Cleavage of cyclic AMP-responsive element-binding protein H aggravates myocardial hypoxia reperfusion injury in a hepatocyte-myocardial cell co-culture system.
This study aims to determine whether the proinflammatory cytokines have effects on myocardial cells (MC) and hepatocytes during myocardial ischemia to induce cyclic element-binding protein H (CREBH) cleavage AMP-responsive, enabling the acute phase response in the liver, and cause injury MCs.In superimposed on this research, transwell co-culture system hepatocyte-MC is used to investigate the relationship between the injury of hypoxia / reperfusion myocardial and CREBH cleavage.
MC and neonatal rat hepatocytes derived from the ventricles and heart Sprague Dawley rats each. MC inoculated into the lower chamber of the transwell chamber for 12 hours under hypoxia. The level of endoplasmic reticulum stress protein glucose-regulated protein 78 in MC, CREBH in hepatocytes, inflammatory factors (tumor necrosis factor-α and interleukin-6) levels, and cell viability is evaluated.
CREBH influence knockdown was also studied using short hairpin RNA specifically CREBH (Ad-CREBHi) .We found that proinflammatory cytokines affect MC and hepatocytes during myocardial ischemia to induce cleavage CREBH, activate the acute phase response in the liver, and cause injury superimposed on MCs. Expression of CREBH exacerbate the myocardial injury during myocardial ischemia.
Development co-culture model of mouse primary hepatocytes and splenocytes to evaluate the genotoxicity of xenobiotics using medium-throughput Comet assay.
To date, only a limited number of toxicology studies have focused on the establishment and validation of in vitro genotoxicity screening system using primary hepatocytes, and the results of these studies have been inconsistent. Therefore, the aim of this study was to develop a model of effective co-culture of rat primary hepatocytes and splenocytes derived for screening chemicals for medium-throughput genotoxicity using the Comet assay.

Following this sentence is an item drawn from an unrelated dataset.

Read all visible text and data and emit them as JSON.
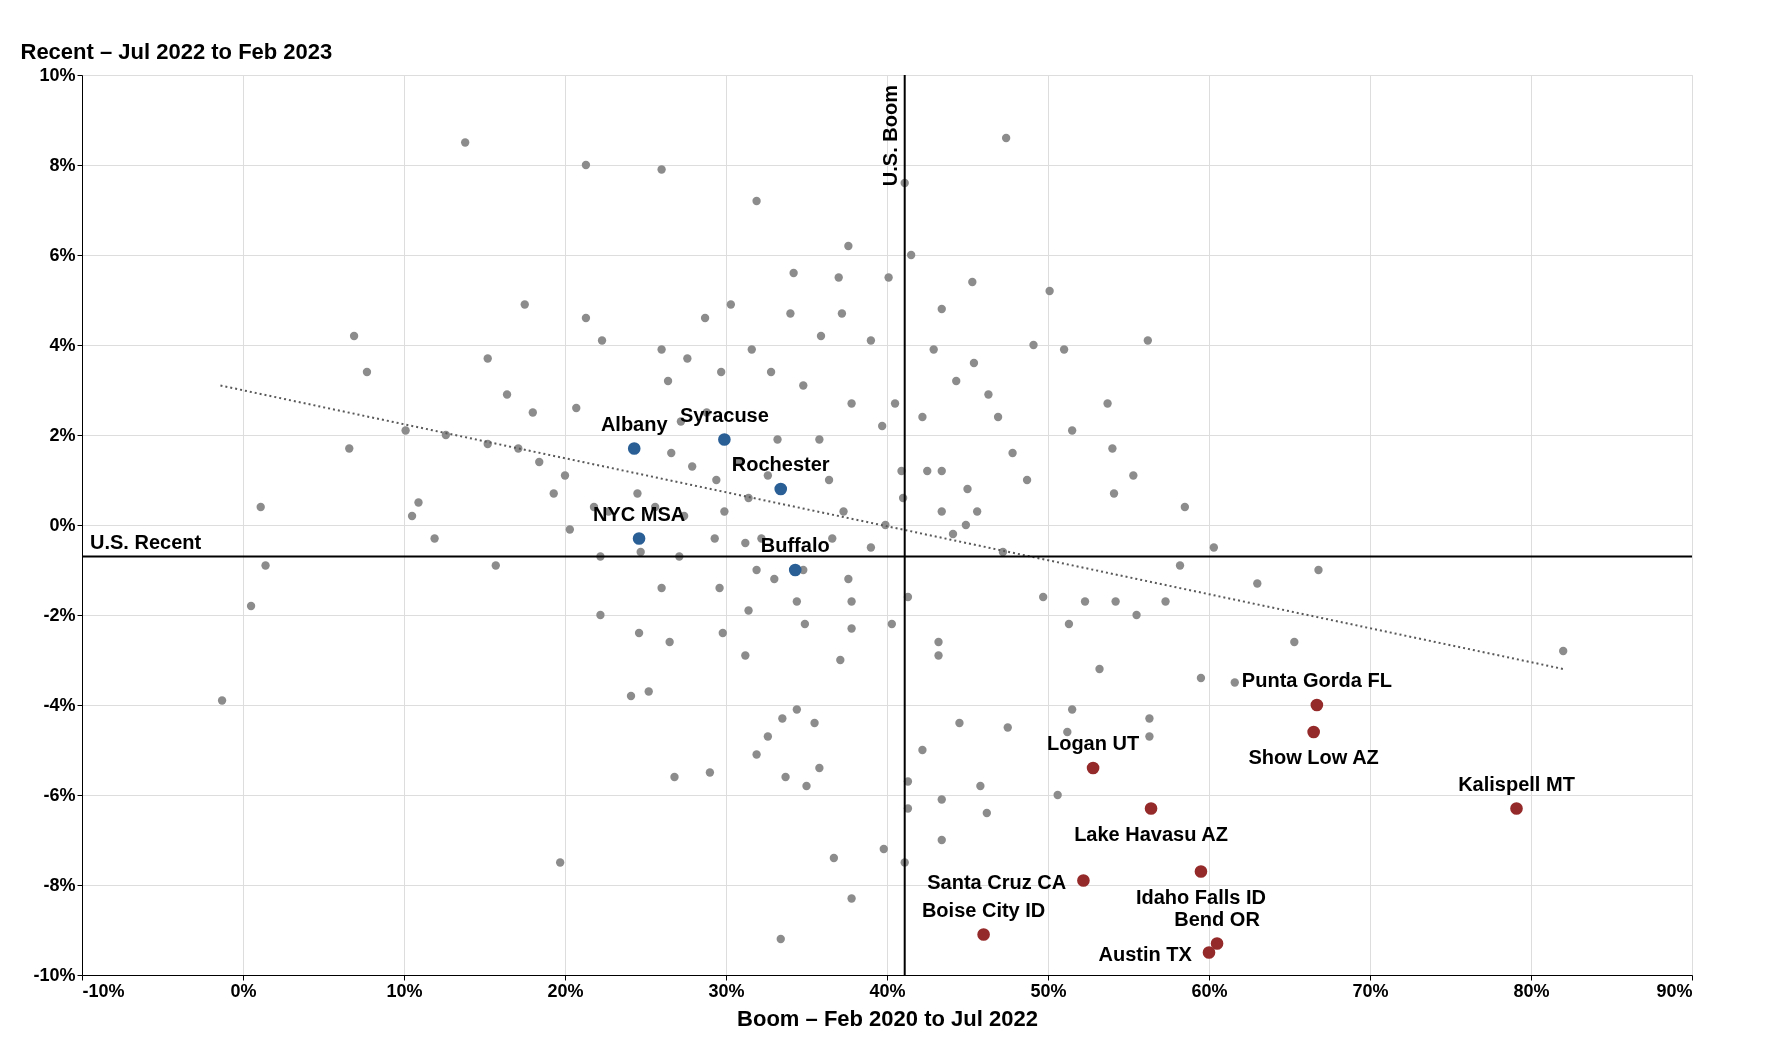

Cocultured model is built and verified using known genotoxic and non-genotoxic compounds as positive and negative controls, respectively. Cytotoxicity was measured using Cell Counting Kit-8 and lactate dehydrogenase method. DNA damage was detected using both alkaline and formamidopyrimidine glikosilase DNA test (FPG) Comet. Compared with controls, DNA strand breaks and FPG-sensitive sites showed a significant concentration-dependent increase in group-treated genotoxic agents.
In contrast, DNA damage remains unchanged in groups of non-genotoxic-agent-treated. In addition, various types of DNA lesions lead to genotoxic agents depending on different times.Connection error.
Our results show that the tail DNA% showed both strands of DNA break and FPG-sensitive sites may be an effective marker for predicting chemical-induced DNA damage and oxidative DNA damage using a model cocultured hepatocytes and splenocytes. Collectively, these findings provide reliable experimental data for the establishment of in vitro genotoxicity screening methods.